Dans le budget 2013 présenté pour délibération à l'Assemblée nationale constituante (Anc), la réduction catastrophique du budget du ministère de la Culture à 0,38%, soit 50% en moins et l'augmentation de celui du ministère des Affaires religieuses ( +13% ) traduit des orientations claires: affaiblir encore plus une politique culturelle, déjà à la dérive, pour rendre encore plus précaires la vie des artistes, mais cela signifie aussi que ce ministère a du mal à défendre des orientations en faveur des arts et de la culture et pour la promotion d'une culture ouverte, avec des artistes créatifs qui s'expriment, enfin, librement.
Des salafistes attaquent des artistes devant le théâtre municipal de Tunis, en mars 2012.
La mainmise du cultuel sur le culturel
Au lieu d'être le défenseur des artistes, le gouvernement a, à maintes reprises, montré sa défiance et sa méfiance vis-à-vis de cette vague culturelle post-révolutionnaire, en phase avec la société civile, créative, débrouillarde, peu soutenue mais active. Il a vilipendé les artistes et donné des arguments aux défenseurs du sacré, principaux bénéficiaires, aujourd'hui, d'un arbitrage budgétaire en faveur de ceux qui se sont accaparés du monopole du cultuel/culturel pour formater, à leur manière, la société, les jeunes et l'enfance.
Peut-on parler de révolution en Tunisie sans parler de culture et sans tenir compte de la volonté populaire de décentralisation culturelle? Ou en ignorant l'émergence des expressions culturelles multiples?
Face à l'occupation systématique des espaces cultuels et religieux par les groupes les plus hostiles au travail artistique et à la création, la volonté du gouvernement dominé par le parti islamiste Ennahdha est de mettre la culture au pas. Il s'agit d'une démarche idéologique et politique cohérente, qui veut promouvoir un discours faussement identitaire, combattre les espaces de création, les modes d'expression de la jeunesse, marginaliser les créateurs qui combattent la dérive obscurantiste et le repli identitaire.
Cette politique, subie par le ministre de la Culture, sans réaction, vise de fait, la marginalisation des arts et de la culture et appuie le développement d'initiatives qui mêlent religieux et politique.
Tout ceci donne une autre image de notre pays et favorise la médiocrité, comme nous l'avons vu lors de la Foire du livre de Tunis 2012 (devenu un salon du livre islamique), transformé en espace de vente de la littérature de bas étage et de produits divers de la nébuleuse islamiste («bkhour», «qamis», foulards et charlatanisme en tout genre). C'est donc une autre Tunisie que l'on essaie de promouvoir, certainement pas celle que nous défendons.

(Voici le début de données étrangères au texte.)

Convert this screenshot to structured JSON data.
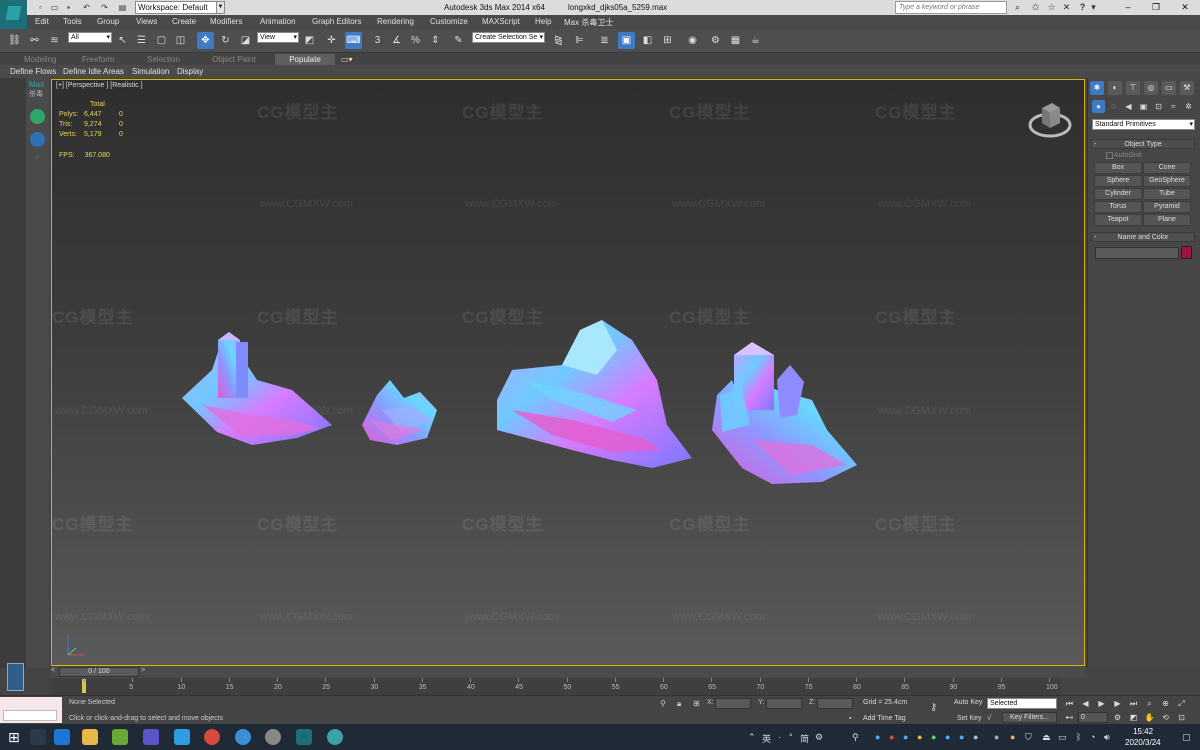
{
  "titlebar": {
    "workspace": "Workspace: Default",
    "app_title": "Autodesk 3ds Max  2014 x64",
    "file_title": "longxkd_djks05a_5259.max",
    "search_placeholder": "Type a keyword or phrase"
  },
  "menu": {
    "items": [
      "Edit",
      "Tools",
      "Group",
      "Views",
      "Create",
      "Modifiers",
      "Animation",
      "Graph Editors",
      "Rendering",
      "Customize",
      "MAXScript",
      "Help",
      "Max 杀毒卫士"
    ]
  },
  "toolbar": {
    "selection_filter": "All",
    "ref_coord": "View",
    "named_selection": "Create Selection Se"
  },
  "ribbon": {
    "tabs": [
      "Modeling",
      "Freeform",
      "Selection",
      "Object Paint",
      "Populate"
    ],
    "selected_tab": "Populate",
    "subtabs": [
      "Define Flows",
      "Define Idle Areas",
      "Simulation",
      "Display"
    ]
  },
  "leftstrip": {
    "title": "Max",
    "subtitle": "杀毒"
  },
  "viewport": {
    "label": "[+] [Perspective ] [Realistic ]",
    "stats_header": "Total",
    "stats": [
      {
        "label": "Polys:",
        "total": "6,447",
        "sel": "0"
      },
      {
        "label": "Tris:",
        "total": "9,274",
        "sel": "0"
      },
      {
        "label": "Verts:",
        "total": "5,179",
        "sel": "0"
      }
    ],
    "fps_label": "FPS:",
    "fps_value": "367.080",
    "watermark_logo": "CG模型主",
    "watermark_url": "www.CGMXW.com"
  },
  "command_panel": {
    "category": "Standard Primitives",
    "object_type_title": "Object Type",
    "autogrid": "AutoGrid",
    "primitives": [
      "Box",
      "Cone",
      "Sphere",
      "GeoSphere",
      "Cylinder",
      "Tube",
      "Torus",
      "Pyramid",
      "Teapot",
      "Plane"
    ],
    "name_color_title": "Name and Color",
    "object_color": "#9c1540"
  },
  "timeline": {
    "slider": "0 / 100",
    "ticks": [
      "0",
      "5",
      "10",
      "15",
      "20",
      "25",
      "30",
      "35",
      "40",
      "45",
      "50",
      "55",
      "60",
      "65",
      "70",
      "75",
      "80",
      "85",
      "90",
      "95",
      "100"
    ]
  },
  "status": {
    "selected": "None Selected",
    "prompt": "Click or click-and-drag to select and move objects",
    "x_label": "X:",
    "y_label": "Y:",
    "z_label": "Z:",
    "grid": "Grid = 25.4cm",
    "time_tag": "Add Time Tag",
    "auto_key": "Auto Key",
    "set_key": "Set Key",
    "selection_set": "Selected",
    "key_filters": "Key Filters...",
    "frame": "0"
  },
  "taskbar": {
    "ime": "英",
    "ime2": "简",
    "time": "15:42",
    "date": "2020/3/24"
  }
}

Le régime de Ben Ali s'est accaparé de tous les symboles de notre culture millénaire. Il a favorisé la culture du «taqfif» (propagande) et mis au ban les acteurs culturels qui résistaient à cette vague.
Etouffement par l'argent des acteurs culturels
Face à cette attaque en rège du secteur de la culture, l'objectif politique est de toucher ce secteur turbulent dans ses moyens et financements, déjà limités. Il s'agit pour ce gouvernement d'affirmer un type de rapports à la culture, et ce par son arbitrage budgétaire, qui met en œuvre une tentative d'étouffement par l'argent des acteurs culturels et des structures en crise qui offrent encore aux artistes le moyen de créer, de présenter leurs travaux et de produire.
Accepter cet état de fait, et c'est déjà la mort annoncée de la politique culturelle souhaitée après la révolution: décentralisation de la culture, reconnaissance de toutes les formes d'expression, fin du népotisme et de la corruption dans le domaine des arts et de la culture, restructuration du ministère de tutelle par l'arrêt du fonctionnement bureaucratique, défense des artistes et de leurs libertés, développement d'une politique de défense et de protection du patrimoine, éducation artistique dans les établissements scolaires, reconnaissance des droits d'auteur, aide à l'édition nationale et projets de développement de la lecture pour tous, appui aux cinéastes, aux peintres, aux photographes, reconnaissances des arts émergents post-révolutionnaires...
Plus que jamais, nous devons nous mobiliser et mobiliser tous nos ami(e)s et tous les artistes et intellectuels à travers le monde pour alerter sur la politique dégradante faite à la culture, aux acteurs culturels qui ont joué et jouent un rôle important de défense de la culture tunisienne ouverte au monde, à l'intelligence et aux droits fondamentaux de l'homme.
Après les accusations des artistes tunisiens «d'atteinte au sacré», après les multiples agressions qui ont visé des comédiens, des intellectuels et des défenseurs de la culture, les ennemis de la Tunisie culturelle ont fini par manipuler une partie de la population par des appels à la haine des artistes impi(e)s dont certains autorisant clairement l'assassinat des artistes.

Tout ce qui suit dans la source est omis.